Share buybacks by publicly traded companies in Japan hit a record high of over ¥18 trillion last year due to accelerated corporate efforts to improve capital efficiency and apparent pressure from activist shareholders.

The total amount of share buybacks announced in 2024 nearly doubled to ¥18.04 trillion from ¥9.57 trillion in the previous year, according to Ichiyoshi Securities.

The surge followed a request by the Tokyo Stock Exchange in March 2023 that listed companies put more focus on improving capital efficiency.

A buyback reduces the number of outstanding shares, possibly leading to improvements to price-book ratio and other valuation metrics and profit distribution per share.

"The growing clout of activists is also having an impact," said Shunichi Otsuka, head of Ichiyoshi Securities' investment information department.

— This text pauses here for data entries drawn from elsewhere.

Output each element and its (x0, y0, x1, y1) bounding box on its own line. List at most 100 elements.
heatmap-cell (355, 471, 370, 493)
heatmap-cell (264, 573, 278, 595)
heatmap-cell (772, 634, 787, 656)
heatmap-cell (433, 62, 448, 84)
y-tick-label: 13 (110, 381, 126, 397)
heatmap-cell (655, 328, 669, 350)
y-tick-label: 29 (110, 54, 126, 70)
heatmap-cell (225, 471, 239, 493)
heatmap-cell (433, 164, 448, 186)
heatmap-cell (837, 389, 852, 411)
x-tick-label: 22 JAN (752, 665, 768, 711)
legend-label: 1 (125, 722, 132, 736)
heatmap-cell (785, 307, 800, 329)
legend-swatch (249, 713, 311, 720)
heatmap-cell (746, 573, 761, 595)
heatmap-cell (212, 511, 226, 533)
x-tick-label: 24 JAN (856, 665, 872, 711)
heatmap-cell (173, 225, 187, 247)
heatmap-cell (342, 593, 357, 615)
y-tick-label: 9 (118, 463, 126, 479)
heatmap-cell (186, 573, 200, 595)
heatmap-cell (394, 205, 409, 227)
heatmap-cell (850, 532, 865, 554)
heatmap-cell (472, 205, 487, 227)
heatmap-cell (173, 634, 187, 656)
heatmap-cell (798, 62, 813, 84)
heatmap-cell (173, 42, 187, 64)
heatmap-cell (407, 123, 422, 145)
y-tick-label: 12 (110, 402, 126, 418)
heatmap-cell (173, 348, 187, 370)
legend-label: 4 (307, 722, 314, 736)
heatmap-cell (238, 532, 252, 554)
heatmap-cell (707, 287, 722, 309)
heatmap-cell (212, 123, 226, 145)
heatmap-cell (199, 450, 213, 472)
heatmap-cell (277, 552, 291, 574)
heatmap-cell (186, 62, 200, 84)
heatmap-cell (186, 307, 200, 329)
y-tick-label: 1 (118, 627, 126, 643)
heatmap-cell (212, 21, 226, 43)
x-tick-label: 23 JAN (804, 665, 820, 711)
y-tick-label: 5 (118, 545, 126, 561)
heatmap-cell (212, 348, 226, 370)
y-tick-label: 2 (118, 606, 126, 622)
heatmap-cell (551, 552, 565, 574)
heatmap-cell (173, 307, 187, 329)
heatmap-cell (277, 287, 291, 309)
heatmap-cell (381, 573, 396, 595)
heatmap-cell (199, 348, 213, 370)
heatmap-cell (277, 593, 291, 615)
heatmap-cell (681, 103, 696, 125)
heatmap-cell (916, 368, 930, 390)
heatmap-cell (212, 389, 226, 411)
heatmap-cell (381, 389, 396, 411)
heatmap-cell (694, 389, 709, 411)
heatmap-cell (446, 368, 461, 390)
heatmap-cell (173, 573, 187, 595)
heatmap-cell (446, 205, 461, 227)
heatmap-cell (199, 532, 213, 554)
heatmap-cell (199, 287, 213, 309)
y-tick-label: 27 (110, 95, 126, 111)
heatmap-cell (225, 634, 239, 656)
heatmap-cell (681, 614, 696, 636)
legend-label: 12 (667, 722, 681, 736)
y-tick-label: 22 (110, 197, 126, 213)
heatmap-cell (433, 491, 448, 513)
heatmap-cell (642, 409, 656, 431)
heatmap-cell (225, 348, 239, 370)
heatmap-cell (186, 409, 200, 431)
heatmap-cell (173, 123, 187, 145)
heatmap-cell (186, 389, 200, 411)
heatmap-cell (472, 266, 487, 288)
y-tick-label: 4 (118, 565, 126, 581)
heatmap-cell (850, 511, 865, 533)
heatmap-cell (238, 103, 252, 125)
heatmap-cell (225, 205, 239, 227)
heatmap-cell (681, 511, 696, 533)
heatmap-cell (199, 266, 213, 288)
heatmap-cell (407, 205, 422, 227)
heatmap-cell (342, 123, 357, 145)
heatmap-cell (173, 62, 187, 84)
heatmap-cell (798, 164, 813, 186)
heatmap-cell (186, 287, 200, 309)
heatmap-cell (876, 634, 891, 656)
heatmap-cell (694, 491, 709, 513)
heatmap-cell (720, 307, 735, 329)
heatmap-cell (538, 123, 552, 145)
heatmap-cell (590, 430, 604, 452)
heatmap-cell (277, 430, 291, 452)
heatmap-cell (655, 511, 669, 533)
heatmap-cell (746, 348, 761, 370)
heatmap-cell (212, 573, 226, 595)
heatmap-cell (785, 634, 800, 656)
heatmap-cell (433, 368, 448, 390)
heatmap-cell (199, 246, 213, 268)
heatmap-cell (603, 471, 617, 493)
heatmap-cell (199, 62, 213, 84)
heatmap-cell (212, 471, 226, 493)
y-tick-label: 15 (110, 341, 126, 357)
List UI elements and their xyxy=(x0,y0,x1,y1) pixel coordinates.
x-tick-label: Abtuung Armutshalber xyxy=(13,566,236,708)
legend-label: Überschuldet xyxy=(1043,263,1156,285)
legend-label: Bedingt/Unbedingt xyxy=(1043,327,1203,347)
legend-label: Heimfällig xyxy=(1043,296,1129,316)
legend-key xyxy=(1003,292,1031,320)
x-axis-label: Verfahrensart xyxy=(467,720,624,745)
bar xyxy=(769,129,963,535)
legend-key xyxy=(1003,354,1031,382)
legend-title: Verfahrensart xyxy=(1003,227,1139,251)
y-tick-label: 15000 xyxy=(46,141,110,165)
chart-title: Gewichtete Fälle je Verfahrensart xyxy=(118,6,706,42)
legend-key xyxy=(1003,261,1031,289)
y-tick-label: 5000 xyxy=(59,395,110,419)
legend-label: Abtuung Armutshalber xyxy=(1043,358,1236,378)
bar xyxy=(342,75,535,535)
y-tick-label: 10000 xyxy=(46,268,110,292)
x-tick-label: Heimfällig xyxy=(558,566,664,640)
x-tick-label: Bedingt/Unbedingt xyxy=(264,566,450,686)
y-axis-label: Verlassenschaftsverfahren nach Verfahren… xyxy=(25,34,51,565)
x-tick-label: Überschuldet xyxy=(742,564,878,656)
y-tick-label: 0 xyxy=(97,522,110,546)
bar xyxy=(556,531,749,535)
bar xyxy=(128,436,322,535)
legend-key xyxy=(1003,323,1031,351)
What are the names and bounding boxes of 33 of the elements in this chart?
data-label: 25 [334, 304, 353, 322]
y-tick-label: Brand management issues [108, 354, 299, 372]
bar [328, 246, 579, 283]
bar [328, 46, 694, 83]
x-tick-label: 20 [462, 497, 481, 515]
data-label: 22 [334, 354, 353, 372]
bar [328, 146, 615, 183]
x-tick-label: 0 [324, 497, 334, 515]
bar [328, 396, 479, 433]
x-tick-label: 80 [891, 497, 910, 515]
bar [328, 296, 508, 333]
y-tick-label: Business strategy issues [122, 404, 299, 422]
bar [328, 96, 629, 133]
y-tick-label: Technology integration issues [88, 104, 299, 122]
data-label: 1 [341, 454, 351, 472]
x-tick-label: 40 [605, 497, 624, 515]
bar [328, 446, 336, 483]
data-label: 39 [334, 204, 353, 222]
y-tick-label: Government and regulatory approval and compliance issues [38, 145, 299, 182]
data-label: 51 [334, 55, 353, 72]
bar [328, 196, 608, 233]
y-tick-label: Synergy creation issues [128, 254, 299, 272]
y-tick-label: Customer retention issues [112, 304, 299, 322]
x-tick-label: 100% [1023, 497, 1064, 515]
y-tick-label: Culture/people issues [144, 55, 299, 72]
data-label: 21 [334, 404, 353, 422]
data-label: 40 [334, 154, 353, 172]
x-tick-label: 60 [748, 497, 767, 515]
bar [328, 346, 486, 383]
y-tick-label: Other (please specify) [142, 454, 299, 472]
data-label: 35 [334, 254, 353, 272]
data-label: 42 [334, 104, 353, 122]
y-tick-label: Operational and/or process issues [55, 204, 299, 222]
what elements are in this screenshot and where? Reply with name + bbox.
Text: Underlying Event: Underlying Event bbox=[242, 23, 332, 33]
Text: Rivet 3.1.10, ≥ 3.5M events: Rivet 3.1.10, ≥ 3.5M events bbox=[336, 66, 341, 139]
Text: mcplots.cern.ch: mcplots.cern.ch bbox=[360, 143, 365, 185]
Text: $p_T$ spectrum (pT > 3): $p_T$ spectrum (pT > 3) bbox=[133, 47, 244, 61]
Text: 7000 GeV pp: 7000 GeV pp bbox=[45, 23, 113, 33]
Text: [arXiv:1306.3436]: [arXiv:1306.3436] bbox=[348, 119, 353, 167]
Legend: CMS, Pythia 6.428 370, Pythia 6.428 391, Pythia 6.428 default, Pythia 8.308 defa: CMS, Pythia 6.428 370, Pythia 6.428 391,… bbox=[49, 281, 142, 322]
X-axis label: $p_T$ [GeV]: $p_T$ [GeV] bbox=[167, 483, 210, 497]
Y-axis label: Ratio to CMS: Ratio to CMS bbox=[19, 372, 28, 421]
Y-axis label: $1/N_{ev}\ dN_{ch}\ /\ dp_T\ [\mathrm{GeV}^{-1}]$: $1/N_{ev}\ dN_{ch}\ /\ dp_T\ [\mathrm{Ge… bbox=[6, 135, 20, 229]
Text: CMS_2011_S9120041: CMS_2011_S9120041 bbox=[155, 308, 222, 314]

Listed Japanese companies' payout ratio rose to 67.4% last year from 57.1% in 2023.

Toyota Motor announced a ¥1.2 trillion share buyback plan as a way to buy shares released from the unwinding of corporate cross-shareholdings.

Such purchases came after the Financial Services Agency called on major nonlife insurance companies to reduce their cross-shareholdings, which are considered a hotbed for fraud in corporate insurance.

The country's benchmark 225-issue Nikkei average rose by about 20% during 2024, partly supported by share buybacks, which are also expected to underpin share prices this year.

Share buybacks "will continue to be used as a means to increase corporate value in 2025," Otsuka said, predicting their annual amount will exceed ¥20 trillion.